Furthermore, Maluleke’s office said there had been no action taken to address as much as 82% of the MI notices originally issued for public entities to address.

Positive findings

On a positive note, 79 entities had succeeded in resolving MIs issued after auditing in the previous financial year, while another 75 were recorded as having taken appropriate steps to resolve them, and a further 26 entities had responded to notices, with a view to assess the MI issued to them.

Maluleke called for accounting structures to do more to help prevent MIs. “Portfolio committees in Parliament responsible for public bodies should request regular reports on the status of investigations and must pursue any unreasonable delays,” she said. “Executive authorities and oversight committees should adopt a proactive approach geared towards preventing material irregularities.”

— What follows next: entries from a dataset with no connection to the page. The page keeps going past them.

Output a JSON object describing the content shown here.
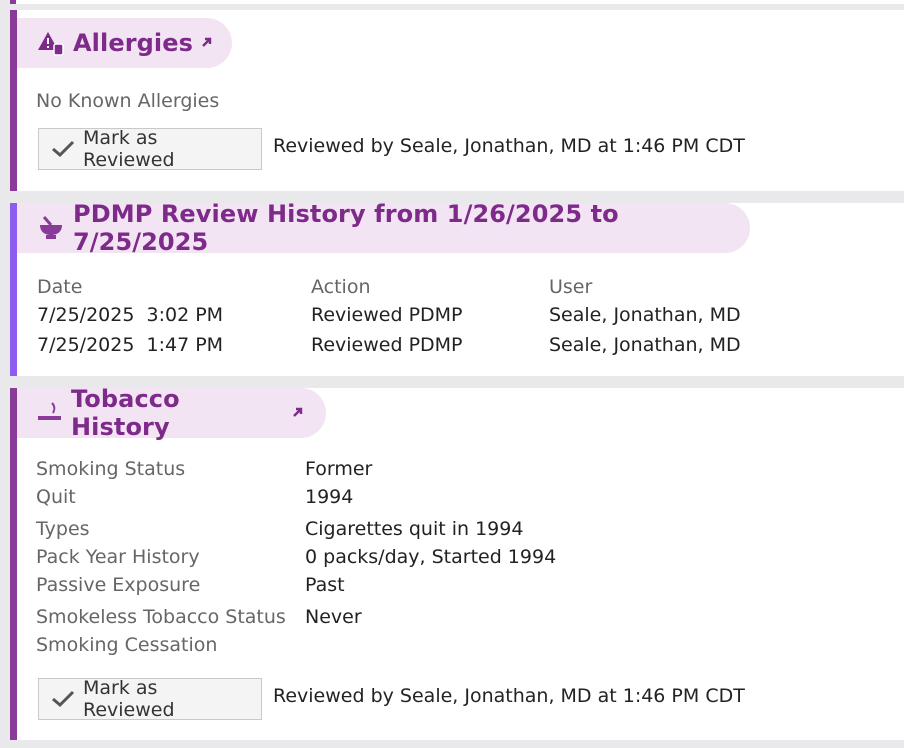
{
  "allergies": {
    "title": "Allergies",
    "status": "No Known Allergies",
    "mark_button": "Mark as Reviewed",
    "reviewed_text": "Reviewed by Seale, Jonathan, MD at 1:46 PM CDT",
    "icon": "allergy-warning-icon"
  },
  "pdmp": {
    "title": "PDMP Review History from 1/26/2025 to 7/25/2025",
    "icon": "mortar-pestle-icon",
    "headers": [
      "Date",
      "Action",
      "User"
    ],
    "rows": [
      {
        "date": "7/25/2025  3:02 PM",
        "action": "Reviewed PDMP",
        "user": "Seale, Jonathan, MD"
      },
      {
        "date": "7/25/2025  1:47 PM",
        "action": "Reviewed PDMP",
        "user": "Seale, Jonathan, MD"
      }
    ]
  },
  "tobacco": {
    "title": "Tobacco History",
    "icon": "cigarette-icon",
    "fields": [
      {
        "label": "Smoking Status",
        "value": "Former"
      },
      {
        "label": "Quit",
        "value": "1994"
      },
      {
        "label": "Types",
        "value": "Cigarettes quit in 1994"
      },
      {
        "label": "Pack Year History",
        "value": "0 packs/day, Started 1994"
      },
      {
        "label": "Passive Exposure",
        "value": "Past"
      },
      {
        "label": "Smokeless Tobacco Status",
        "value": "Never"
      },
      {
        "label": "Smoking Cessation",
        "value": ""
      }
    ],
    "mark_button": "Mark as Reviewed",
    "reviewed_text": "Reviewed by Seale, Jonathan, MD at 1:46 PM CDT"
  },
  "colors": {
    "accent": "#7e2a8a",
    "pdmp_accent": "#8f5cf2",
    "pill_bg": "#f2e4f3"
  }
}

Material irregularity is defined in the Public Audit Act as “any non-compliance with, or contravention of, legislation, fraud, theft or a breach of a fiduciary duty identified during an audit performed under the Public Audit Act that resulted in or is likely to result in a material financial loss, the misuse or loss of a material public resource, or substantial harm to a public sector institution or the general public.”

For purposes of expanding the AG’s powers – which in the past were limited to reporting on, and recommending action to be taken by state institutions to prevent the above-mentioned transgressions – the Act was amended to allow Maluleke’s office to:

  • Refer MIs to relevant public bodies in law enforcement for further investigation.
  • Recommend actions in the audit reports to resolve the MIs.
  • Institute binding remedial action for failure to implement recommendations.
  • Issue certificates of debt where institutions have failed to implement remedial action where financial loss has occurred.